ISRO has bigger plans after the launch of Chandrayaan-2 on July 14. The esteemed Indian space agency, International Space Research Organization, will launch Chandrayaan-3 by 2020. India will place a robot on the moon in its third moon mission. ISRO has booked itself several more dates in space in the next 5-7 years. Be it interplanetary missions or the first Indian manned spaceflight, ISRO plans to rock international headlines for many years to come.
ISRO, which has its headquarters in Bengaluru, will launch a solar mission by 2019-20 named Aditya – L1 for ‘comprehensive understanding of how solar flares originate and propagate.’ As per its website, “The Aditya-1 mission was conceived as a 400kg class satellite carrying one payload, the Visible Emission Line Coronagraph (VELC) and was planned to launch in a 800 km low earth orbit.”
ISRO also plans for Mangalyaan-2 or Mars Orbiter Mission 2, an interplanetary mission to Mars, the launch of which is expected to be 2022-2023 time frame.

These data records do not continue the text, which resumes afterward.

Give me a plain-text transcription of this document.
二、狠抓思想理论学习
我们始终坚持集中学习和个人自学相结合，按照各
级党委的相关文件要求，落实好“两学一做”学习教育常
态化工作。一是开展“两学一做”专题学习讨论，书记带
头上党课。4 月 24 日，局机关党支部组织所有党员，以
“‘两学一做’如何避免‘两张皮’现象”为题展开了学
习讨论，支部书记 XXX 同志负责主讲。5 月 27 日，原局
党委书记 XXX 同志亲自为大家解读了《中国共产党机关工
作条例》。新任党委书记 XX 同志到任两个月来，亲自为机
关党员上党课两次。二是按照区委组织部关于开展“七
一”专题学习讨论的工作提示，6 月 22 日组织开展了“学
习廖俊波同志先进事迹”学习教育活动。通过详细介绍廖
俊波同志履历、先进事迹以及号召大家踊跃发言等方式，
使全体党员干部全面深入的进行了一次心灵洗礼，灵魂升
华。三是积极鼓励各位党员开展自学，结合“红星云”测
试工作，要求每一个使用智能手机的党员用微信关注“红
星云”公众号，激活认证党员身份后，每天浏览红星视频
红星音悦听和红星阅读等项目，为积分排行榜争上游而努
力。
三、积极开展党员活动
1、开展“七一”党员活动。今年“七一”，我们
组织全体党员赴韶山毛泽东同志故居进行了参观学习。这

The government run agency is also working on sending three Indian astronauts to space by 2022, as part of India’s Gaganyaan project.
Another project conceived by ISRO and the American space agency NASA is NASA-ISRO Synthetic Aperture Radar (NISAR) mission. The two agencies will develop and launch dual frequency synthetic aperture radar (SAR) satellite by 2021. The project is expected to cost 1.5 billion dollars and will study natural disasters and environmental changes.
The next big project being envisaged by ISRO in collaboration with DRDO is Avatar or Aerobic Vehicle for Transatmospheric Hypersonic Aerospace Transportation. The mission aims to develop low cost military and commercial satellite.
ISRO also aims to launch Indian Venusian orbiter mission to study the atmosphere of Venus. As per the agency’s website, Surface/sub surface features and re-surfacing processes, Atmospheric Chemistry, dynamics and compositional variations, and interaction with solar radiation/solar winds were the broad areas of interest for the space agency.
ISRO is one of the most efficient space agencies in the world. It has uplifted the stature of India in the globe as a major space power. It has launched 103 spacecraft missions and 72 launch missions so far. The organization has also launched 10 student satellites for the purpose of educational welfare. The formidable space agency has helped the country to project soft power in neighboring countries by facilitating satellite launches. It has launched 269 foreign satellites of 32 countries including USA, Israel, Japan and many European countries and has a massive commercial capacity and the potential to compete with its foreign counterparts.
NDA government has always emphasized on increasing India’s prowess in space technology, with Prime Minister Narendra Modi keeping the Space portfolio under his own charge. In FY2013-14, UPA government allotted just 5,615 crore rupees for ISRO, the premier space agency of Government of India. The UPA government later revised the ISRO budget to 4,000 crore rupees in the same year. Modi government came to power in May 2014 and presented the new budget in the month of July and increased the government grant by 50 percent to 6,000 crore rupees.
In the interim budget 2019-20, the allocation to ISRO has reached to 10,252 crore rupees. On average the money allocated to the agency increased by more than 1,000 crore rupees every year under the Modi government.
India emerged as a major super power due to ISRO’s success. Indian space programme is among the most powerful in the world after US, China and Russia despite relatively low funds. ISRO is working on sending three Indian astronauts to space by 2022, as part of India’s ambitious Gaganyaan project and its expenses are expected to grow. The decision of Modi government to create a commercial arm called NewSpace India Limited, will empower India’s state run space agency to earn more revenue so that it becomes self-sufficient and embarks on more ambitious projects. The new programmes being launched by ISRO will make the country a hegemon in the field of space exploration.